I try to keep my mid-2009 Macbook Pro (5,3) pretty clean but over the last year I have definitely felt things slowing down a bit. I'm anxious to do a fresh install but I want to make sure I have a backup of everything at least, but an easy restore procedure would be best. I have files that aren't in the standard home folder locations, so I want to make sure I get everything.

What are your best practices for backing up before a fresh install?

2 Answers 2


(Option #1)

  1. Get Carbon Copy Cloner or SuperDuper! (yes, with an ‘!’).
  2. Get an external Firewire or USB2 Drive that has the same or bigger size than your current drive.
  3. Using either of the above programs, make a perfect clone of your entire Old hard drive.
  4. Boot using the image in the New drive to make sure it works (either program will explain how to do that, it’s just pressing a key at startup).
  5. Once you’re sure your new drive boots and all your information is there, shutdown the computer, disconnect the new drive and store it in a safe location.
  6. Proceed to format and reinstall your computer with your OS X DVD.
  7. At the end of the install, decide whether you want to transfer all your information automatically using migration assistant (usually a good idea, but if there’s something “bad” with your profile, it will likely be copied over again, however this time the operating system will be fresh and you can always create a new user and manually replicate things). If you go this route, you’ll need to connect your New drive so Migration Assistant can pull the data (it won’t alter the New drive, it will read it only).
  8. (Optionally) Do not transfer any settings with Migration assistant and do it Manually after the install is over. This is good if you have problems in your profile, but it’s a tedious work if you had years of “stuff”. You can have Migration Assistant to only transfer your documents (to save you the trouble later), but if you transfer your “Network Settings” and your “Applications” any problem you had in the past may “come back” in those two. You can always manually drag the apps from new drive to Old drive after the install. And unless you also drag their ~Library/Application Settings stuff, they will be “brand new and unconfigured”. I believe you get the idea.

(Option #2)

  1. Do the same thing as Option #1, except that instead of making a clone (and booting from it), perform a full Time Machine backup to that new external drive.

  2. Once you have the backup continue with step number 6 up there. Remember that Migration Assistant will have to be told to “migrate from a Time Machine backup” instead of “just another volume”.

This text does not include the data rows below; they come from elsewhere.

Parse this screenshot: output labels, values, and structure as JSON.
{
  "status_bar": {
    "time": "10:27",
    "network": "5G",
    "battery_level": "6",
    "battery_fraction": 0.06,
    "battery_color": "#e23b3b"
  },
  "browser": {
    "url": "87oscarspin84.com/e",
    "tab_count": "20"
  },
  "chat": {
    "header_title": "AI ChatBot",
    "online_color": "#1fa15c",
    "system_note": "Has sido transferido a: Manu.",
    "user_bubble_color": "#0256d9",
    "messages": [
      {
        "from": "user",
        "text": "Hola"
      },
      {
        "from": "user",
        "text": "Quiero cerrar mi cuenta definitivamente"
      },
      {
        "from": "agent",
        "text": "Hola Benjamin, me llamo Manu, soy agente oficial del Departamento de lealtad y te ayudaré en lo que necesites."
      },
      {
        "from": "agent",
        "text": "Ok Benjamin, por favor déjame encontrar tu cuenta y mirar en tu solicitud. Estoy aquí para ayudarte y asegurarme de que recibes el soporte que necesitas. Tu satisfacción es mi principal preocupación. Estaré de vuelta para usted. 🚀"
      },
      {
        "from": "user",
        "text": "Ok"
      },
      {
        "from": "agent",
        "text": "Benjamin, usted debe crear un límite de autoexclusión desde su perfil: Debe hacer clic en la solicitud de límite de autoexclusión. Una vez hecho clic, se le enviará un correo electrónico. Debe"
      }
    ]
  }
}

Which one is better? There’s no better or worse, but a few things must be observed:

  • A full clone, although may seem tedious, it’s a fully working volume that’s identical (well, almost) than your original one, it boots, you can even work from there in case of hard drive failure, in no time you have your computer back. That’s priceless in some environments and under certain circumstances. The clones can later (daily, hourly, etc.) be updated and it takes a fraction of a second to update (just like Time Machine doesn’t make a full backup every time). SuperDuper is very good at that and was a pioneer at doing it right and fast™.
  • A Time Machine, although a very nice and handy thing (and I do recommend you also have one once you have your working machine reinstalled and migrated), is not bootable and in case of total hard drive failure, you wouldn’t be able to start working immediately, because Time Machine backups are not bootable and the recovery process is somewhat slower and more prone to errors (in my humble experience).
  • With that being said, Time Machine wins hands down when you “need to find that file I had on my desktop a couple of weeks ago”. Since Full Clones (and their incremental stuff) usually do not keep history of changes (CCC has some stuff about that, but the space used grows really fast), then you always have the “latest” copy of your drive, but you cannot go back to your drive the way it was “a month ago”.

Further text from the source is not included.